As stated earlier, we believe this creates an ethical dilemma for those who support public enterprise market systems. If wages are determined via the market some will earn more than others who work longer and harder. But if wages are set according to effort by a dynamic overriding market wage determinations, markets will assign prices that deviate from the true social opportunity costs of goods, yielding a price system that systematically misjudges social costs and benefits (even worse than other market failures cause it to). There is no way around this dilemma in an economy with a free labor market.
In contrast, in a participatory economy, while individuals consume according to their work effort, users of scarce labor resources are accounted according to the actual value of those resources, their opportunity costs, via the mechanisms of participatory planning. This avoids the contradiction between equity and allocative efficiency intrinsic to a market economy.
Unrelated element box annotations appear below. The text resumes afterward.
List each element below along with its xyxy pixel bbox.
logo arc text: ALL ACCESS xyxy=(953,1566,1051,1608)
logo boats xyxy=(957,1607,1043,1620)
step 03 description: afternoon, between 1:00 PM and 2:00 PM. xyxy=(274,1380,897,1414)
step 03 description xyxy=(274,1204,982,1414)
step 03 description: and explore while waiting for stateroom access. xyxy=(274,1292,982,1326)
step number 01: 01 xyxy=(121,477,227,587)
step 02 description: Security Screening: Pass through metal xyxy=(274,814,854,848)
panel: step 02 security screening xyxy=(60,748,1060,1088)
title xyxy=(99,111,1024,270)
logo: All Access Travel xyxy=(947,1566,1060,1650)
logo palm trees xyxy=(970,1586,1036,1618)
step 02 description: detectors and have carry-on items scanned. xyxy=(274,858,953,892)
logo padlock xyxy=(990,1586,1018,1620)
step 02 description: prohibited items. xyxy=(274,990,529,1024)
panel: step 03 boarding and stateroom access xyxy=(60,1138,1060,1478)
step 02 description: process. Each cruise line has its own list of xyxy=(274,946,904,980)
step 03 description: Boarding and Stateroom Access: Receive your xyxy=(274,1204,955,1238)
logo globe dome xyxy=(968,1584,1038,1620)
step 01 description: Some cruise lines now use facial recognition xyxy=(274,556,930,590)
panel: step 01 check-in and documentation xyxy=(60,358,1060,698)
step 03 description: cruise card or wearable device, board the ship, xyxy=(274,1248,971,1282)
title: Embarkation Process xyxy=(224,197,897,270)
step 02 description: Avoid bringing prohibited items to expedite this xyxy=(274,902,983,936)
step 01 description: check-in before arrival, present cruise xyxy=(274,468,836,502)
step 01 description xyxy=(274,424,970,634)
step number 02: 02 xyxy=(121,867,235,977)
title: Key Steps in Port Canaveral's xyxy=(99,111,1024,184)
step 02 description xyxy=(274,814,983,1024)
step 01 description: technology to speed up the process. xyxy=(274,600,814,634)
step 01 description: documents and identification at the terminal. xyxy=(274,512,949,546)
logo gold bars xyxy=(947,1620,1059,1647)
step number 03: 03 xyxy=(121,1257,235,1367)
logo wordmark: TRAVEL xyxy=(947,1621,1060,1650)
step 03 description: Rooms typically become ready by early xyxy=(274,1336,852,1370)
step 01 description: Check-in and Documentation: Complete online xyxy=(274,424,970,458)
But what about the common view that rewarding according to the value of one’s personal contribution provides efficient incentives while rewarding according to effort does not?
Differences in the value of people’s contributions arise from differences in talent, training, job placement, luck, and effort. Once we clarify that “effort” includes personal sacrifices incurred in training, the only factor influencing performance over which an individual has any control is effort. By definition, neither talent nor luck can be induced by reward. Rewarding the occupant of a job for the contribution inherent in the job itself does not enhance performance. And if training is undertaken at public rather than private expense, no reward is required to induce people to seek training. In sum, if we include a training component in our definition of effort, the only discretionary factor influencing performance is effort, and the only factor we should reward to enhance performance is effort. Not only is rewarding effort consistent with efficiency, but rewarding the combined effects of talent, training incurred at public not private expense, job placement, luck, and effort, is not.